Économie
19:04 25 septembre 2009

Un Fidéen présente un ambitieux projet de métro de surface

Que diriez-vous d’éviter les bouchons de circulation matin et soir sur les autoroutes de Québec et de Lévis grâce à un métro de surface électrique? Voilà ce que croit possible le Fidéen Gilles Latulippe, retraité du ministère des Affaires municipales. Ce dernier veut consulter la population au sujet de son ambitieux projet sur lequel il œuvre depuis plusieurs années.

En gros, son idée consiste à faire circuler un métro électrique sur des rails installés au-dessus des parcours de chemin de fer déjà en place. Sans exproprier personne, l’homme y voit une occasion en or de réduire l’émission des gaz à effet de serre.
«Je n’utilise pas le chemin de fer, insiste-t-il. J’utilise le tracé du chemin de fer existant et des lignes d’Hydro-Québec, deux corporations publiques. C’est différent.»

Pour couvrir l’ensemble des rives nord et sud, le concepteur prévoit trois phases à son projet.

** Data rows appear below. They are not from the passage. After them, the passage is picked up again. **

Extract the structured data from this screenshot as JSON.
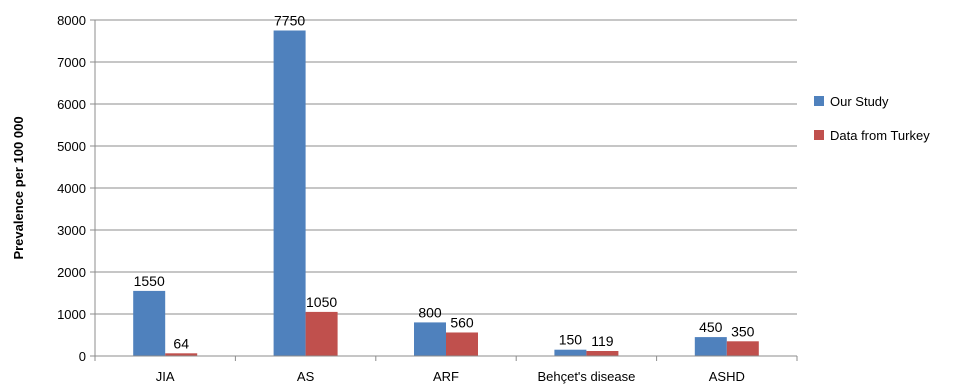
{
  "chart_data": {
    "type": "bar",
    "title": "",
    "xlabel": "",
    "ylabel": "Prevalence per 100 000",
    "categories": [
      "JIA",
      "AS",
      "ARF",
      "Behçet's disease",
      "ASHD"
    ],
    "series": [
      {
        "name": "Our Study",
        "values": [
          1550,
          7750,
          800,
          150,
          450
        ],
        "color": "#4f81bd"
      },
      {
        "name": "Data from Turkey",
        "values": [
          64,
          1050,
          560,
          119,
          350
        ],
        "color": "#c0504d"
      }
    ],
    "ylim": [
      0,
      8000
    ],
    "yticks": [
      0,
      1000,
      2000,
      3000,
      4000,
      5000,
      6000,
      7000,
      8000
    ],
    "grid": true,
    "legend_position": "right",
    "data_labels": true
  }
}
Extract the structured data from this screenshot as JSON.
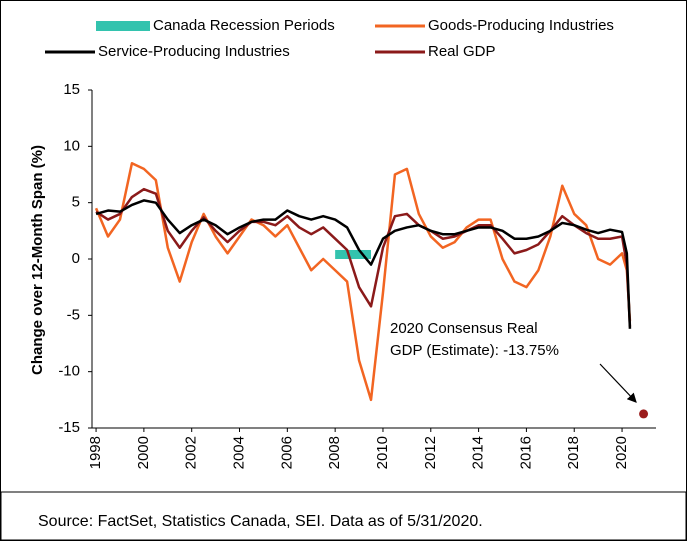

La toute première consiste à former le quadrilatère île d’Orléans, Beaumont, Charny et autoroute Duplessis.

Elle tient compte de la construction d’un pont entre Québec et l’île ainsi qu’un autre entre l’île et Beaumont. Semi-enterrée, la route entre les deux infrastructures ferait disparaître les lignes à haute tension, lesquelles passeraient dans le sol.
«La plus grosse dépense, ce serait bien entendu le pont entre l’île et Beaumont, mais ce serait un pont payant», raconte l’homme qui a passé plusieurs années de sa vie à administrer des municipalités en tutelle.

S’ajouteraient des extensions au nord jusqu’à Valcartier et à Lac-Beauport. Une autre au sud relierait Saint-Georges-de-Beauce au réseau.

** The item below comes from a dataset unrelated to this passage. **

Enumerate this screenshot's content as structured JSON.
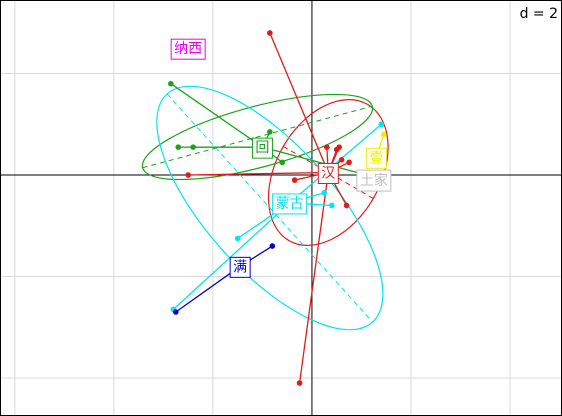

Une deuxième phase permettrait aux usagers de se rendre jusqu’à Donnacona vers l’ouest et jusqu’à Beaupré vers l’est. Le métro de surface pourrait de déplacer jusqu’à Laurier-Station et Montmagny sitôt la dernière phase terminée.

Convaincu, Gilles Latulippe hésite cependant à parler de coût pour le moment. Quelques milliards de dollars, se contente de dire celui qui affirme avoir rencontré bon nombre de personnes pour discuter de la faisabilité du métro de surface.

Le principal intéressé aimerait d’ailleurs s’asseoir avec le maire Régis Labeaume pour lui faire prendre connaissance de sa vision. «C’est un homme clé dans mon affaire.»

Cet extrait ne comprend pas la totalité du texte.